First, remember two basic facts:
- You have erasers and delete buttons. Anything you write can be removed or changed.
- Writing is a process. We teach this fact over and over to our students. Writing, re-thinking, erasing, revising, rewriting—that’s all part of the normal writing process.
For now, let’s just focus on brainstorming. Knowing that you will make mistakes, choose the wrong words, scribble down an awkward phrase, type a vague idea—knowing all this is freedom! Erase or delete, change words and ideas, feel free to follow a thought and know even if it crashes or hits a dead end, it doesn’t matter. You can change it, and that means you were never stuck in the first place.

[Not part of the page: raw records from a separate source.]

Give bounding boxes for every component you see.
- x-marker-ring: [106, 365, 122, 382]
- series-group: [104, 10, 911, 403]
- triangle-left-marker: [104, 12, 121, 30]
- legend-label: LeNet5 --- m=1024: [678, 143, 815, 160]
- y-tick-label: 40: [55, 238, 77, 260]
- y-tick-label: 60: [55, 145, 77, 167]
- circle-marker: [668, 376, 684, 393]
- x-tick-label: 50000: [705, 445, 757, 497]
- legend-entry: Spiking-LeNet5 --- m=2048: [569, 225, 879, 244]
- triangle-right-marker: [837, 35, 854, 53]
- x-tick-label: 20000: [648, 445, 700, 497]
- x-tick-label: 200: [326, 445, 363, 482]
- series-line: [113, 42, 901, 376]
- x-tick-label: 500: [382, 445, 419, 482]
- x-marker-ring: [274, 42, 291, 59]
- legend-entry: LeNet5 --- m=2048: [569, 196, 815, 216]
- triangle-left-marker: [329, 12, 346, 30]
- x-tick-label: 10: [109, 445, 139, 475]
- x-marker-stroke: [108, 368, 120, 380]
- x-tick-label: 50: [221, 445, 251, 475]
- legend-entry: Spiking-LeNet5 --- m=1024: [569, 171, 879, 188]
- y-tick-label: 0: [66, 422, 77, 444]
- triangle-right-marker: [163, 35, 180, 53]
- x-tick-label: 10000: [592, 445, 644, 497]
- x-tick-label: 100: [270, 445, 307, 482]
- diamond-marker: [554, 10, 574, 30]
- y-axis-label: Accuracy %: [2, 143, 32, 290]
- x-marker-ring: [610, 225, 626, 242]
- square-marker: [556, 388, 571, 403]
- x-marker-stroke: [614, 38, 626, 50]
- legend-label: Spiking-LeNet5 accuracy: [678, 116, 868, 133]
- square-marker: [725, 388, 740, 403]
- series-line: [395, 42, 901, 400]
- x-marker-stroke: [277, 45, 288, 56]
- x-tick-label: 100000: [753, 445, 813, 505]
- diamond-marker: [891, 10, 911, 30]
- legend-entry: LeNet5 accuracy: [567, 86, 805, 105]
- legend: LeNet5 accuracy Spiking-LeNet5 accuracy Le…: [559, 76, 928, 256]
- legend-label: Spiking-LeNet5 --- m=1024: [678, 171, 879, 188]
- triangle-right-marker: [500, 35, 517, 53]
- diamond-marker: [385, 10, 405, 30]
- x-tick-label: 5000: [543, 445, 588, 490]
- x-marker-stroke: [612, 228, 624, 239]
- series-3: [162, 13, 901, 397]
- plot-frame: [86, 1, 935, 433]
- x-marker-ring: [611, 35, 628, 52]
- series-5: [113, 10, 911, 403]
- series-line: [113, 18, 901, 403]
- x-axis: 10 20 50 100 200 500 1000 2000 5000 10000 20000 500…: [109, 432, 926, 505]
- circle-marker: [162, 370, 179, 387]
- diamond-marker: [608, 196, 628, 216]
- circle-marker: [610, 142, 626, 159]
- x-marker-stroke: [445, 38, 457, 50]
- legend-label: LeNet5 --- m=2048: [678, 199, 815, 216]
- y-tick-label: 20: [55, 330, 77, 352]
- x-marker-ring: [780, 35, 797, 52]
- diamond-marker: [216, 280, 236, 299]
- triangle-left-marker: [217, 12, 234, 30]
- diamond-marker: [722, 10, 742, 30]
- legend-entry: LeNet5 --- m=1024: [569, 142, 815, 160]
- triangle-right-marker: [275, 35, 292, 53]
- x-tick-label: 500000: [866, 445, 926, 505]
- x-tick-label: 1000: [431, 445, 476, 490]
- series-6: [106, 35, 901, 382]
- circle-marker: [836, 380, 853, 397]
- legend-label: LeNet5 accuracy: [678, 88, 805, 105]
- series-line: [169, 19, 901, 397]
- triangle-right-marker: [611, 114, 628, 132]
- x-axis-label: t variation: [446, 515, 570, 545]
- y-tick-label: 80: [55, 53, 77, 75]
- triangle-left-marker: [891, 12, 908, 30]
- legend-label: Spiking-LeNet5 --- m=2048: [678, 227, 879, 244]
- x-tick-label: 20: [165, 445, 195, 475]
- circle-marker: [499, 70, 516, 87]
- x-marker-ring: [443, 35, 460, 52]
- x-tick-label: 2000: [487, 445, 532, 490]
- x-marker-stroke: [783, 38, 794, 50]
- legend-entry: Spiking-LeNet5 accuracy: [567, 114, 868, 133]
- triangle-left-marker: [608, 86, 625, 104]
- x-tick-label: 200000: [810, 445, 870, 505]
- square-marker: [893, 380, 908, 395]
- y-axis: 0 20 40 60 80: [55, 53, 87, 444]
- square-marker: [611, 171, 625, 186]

The trick is to start writing. You can think all day and night but that won’t put any words on the page. You can think until you believe you have the perfect sentence, then write that down, and then realize an hour has passed and you don’t have another idea for what you are writing. That’s not helpful.
Just start writing. Write anything. Any idea that floats or screams in your brain is fine to write down. Keep going. Forget punctuation and capitalization if you want to and focus on the words and ideas. Don’t stop. At least, don’t stop too soon. The point is to generate material on the page. In five minutes, you can have half a page or even a whole page. Maybe there’s only one good thought in that mess, but you did that in five minutes instead of staring at white space for hours. Take that good idea, put it at the top of the page, and start writing again. Do it again. Keep going. Let those good ideas out!
We will have more to say about brainstorming in the future, but this is what you need to know to get started. Never suffer writer’s block again. Now, start writing!